With Hillary Clinton and her fellow Democrats pointing fingers at Republicans, especially presidential candidate Donald Trump, accusing them of over-hyping the terrorist threat or providing a recruiting tool to groups such as Islamic State of Iraq and Syria (ISIS), there are a number of military and police veterans who are advising Trump to take action. During her appearance on Saturday night on a televised political debate, the Democratic Party’s presidential heir apparent claimed the members of ISIS used a video of Trump to recruit radical Islamists. However, as happened during the Benghazi attack that she also blamed on a video, her allegation appears to be just one more in a barrel full of fabrications, half-truths and misleading statements.

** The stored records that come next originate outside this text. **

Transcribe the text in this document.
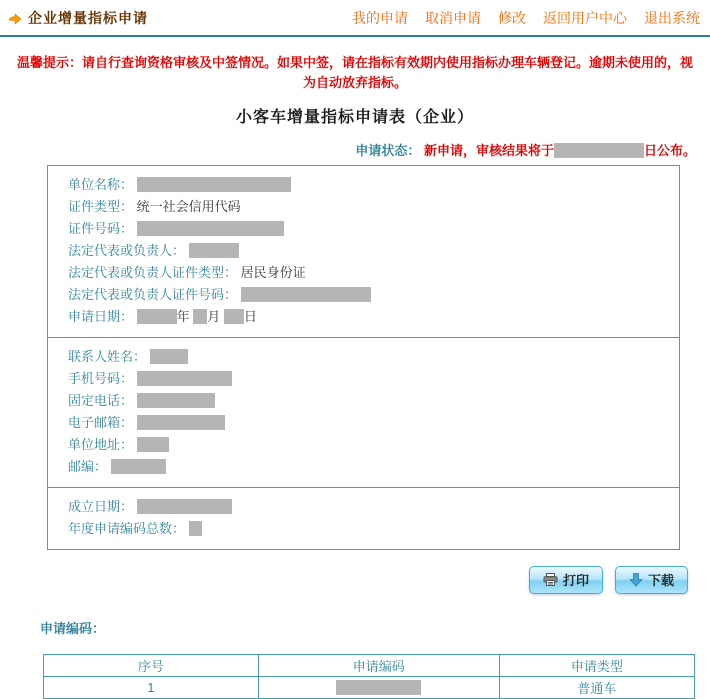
企业增量指标申请	我的申请 取消申请 修改 返回用户中心 退出系统
温馨提示：请自行查询资格审核及中签情况。如果中签，请在指标有效期内使用指标办理车辆登记。逾期未使用的，视为自动放弃指标。
小客车增量指标申请表（企业）
申请状态： 新申请，审核结果将于	日公布。
单位名称：
证件类型： 统一社会信用代码
证件号码：
法定代表或负责人：
法定代表或负责人证件类型： 居民身份证
法定代表或负责人证件号码：
申请日期：	年 月 日
联系人姓名：
手机号码：
固定电话：
电子邮箱：
单位地址：
邮编：
成立日期：
年度申请编码总数：
打印	下载
申请编码：
序号	申请编码	申请类型
1		普通车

But cops and military vets are also taking action against arguably the most dishonest politician in America today. For example, one law-enforcement icon, Maricopa County, Arizona, Sheriff Joe Arpaio, who is considered a highly polarizing figure due to his immigration enforcement policies, actually appeared on Rev. Al Sharpton’s MSNBC show and reiterated his support for Donald Trump. Arpaio also revived his birther conspiracy theory about President Barack Obama. Sheriff Arpaio had assigned investigators to look into Obama’s citizenship and their findings were disturbing but ignored by the majority of news organizations.
Meanwhile, the well-known organization Special Operations Speaks (SOS), representing the interests of military and police special operatives including Navy SEAL’s, Green Beret’s, Army Rangers, and police SWAT or counterterrorism team members, is advising Trump and his supporters to acknowledge the upcoming motion picture 13 Hours starring John Krasinski (The Office, Jarhead) and James Badge Dale (The Departed, World War Z).
Based on the book of the same name, the film directed by Michael Bay which is set to hit theaters on January 15, 2016, depicts the events that occurred in Benghazi. Three soldiers involved with the project spoke about how the battle turned from a firefight in Libya to a politicized topic among American leaders. The book’s co-author and member of the Annex Security Team that fought what they called the Battle of Benghazi, Mark Geist, said that the main motivation for the soldiers to tell their side of the story is because of how many details were being left out by many mainstream news outlets who are in the tank for both Obama and his feckless Secretary of State Hillary Clinton.
“That’s really what drove us to tell the story, because our lives have always been in the shadows — we’re not seeking out publicity,” Geist said. “The politicians took this story, they spun it into 50 different directions for their own purpose.”
The drama tells the real story — not Hillary Clinton’s or Susan Rice’s story — of when a U.S. consulate in Libya was stormed by Muslim terrorists on September 11, 2012, the 11th Anniversary of the al-Qaida attacks in New York, Washington, DC, and Pennsylvania.
U.S. Ambassador J. Christopher (Chris) Stevens was killed in the attack, marking the first time since 1979 that a U.S. Ambassador was killed in the line of duty. Militants then attacked a CIA annex in the area, killing two more Americans.
What came into contention is what the motivation for the attack could have been. Hillary Clinton suggested that the violence was sparked by the showing of an anti-Islamic film. “The stories they were telling about how that happened just weren’t true, it wasn’t what happened that night on the ground,” Geist said. “We just felt compelled to put it in writing — what really happened from our perspective.”
Most of the controversy came when Republicans said then-Secretary of State Hillary Clinton and the Obama administration did not have the proper intelligence to prevent such an attack.Kris Paronto was one of the security contractors involved in the fight that night and said that soldiers have to be ready for violence to spark at any given moment, according to SOS.
“For me, I was having a blast, I was having fun, I enjoy it,” Paronto said. “We had all been deployed for 10 years prior to that, so this wasn’t the first time something like this had happened as far as just being shot at. I enjoy it — your senses all kick in. I like adrenaline, I feed off of it a little bit. So when it happens, it just gets you going, you’re in your element.”
“It is difficult when you see your buddies die, but you fight through it,” Paronto said. “It’s adversity, you can’t dwell on it because then you’re going to die. I wouldn’t say you have to be fearless, more like robotic. It says a lot about the training that you get from the Marine Corps. The training is rigorous, and that’s why it’s rigorous.”
“We all wanted to see the same thing,” Geist said. “We all wanted to get the truth out there and have it be as apolitical as any story could be. We were involved in every aspect of it, to a certain degree or another.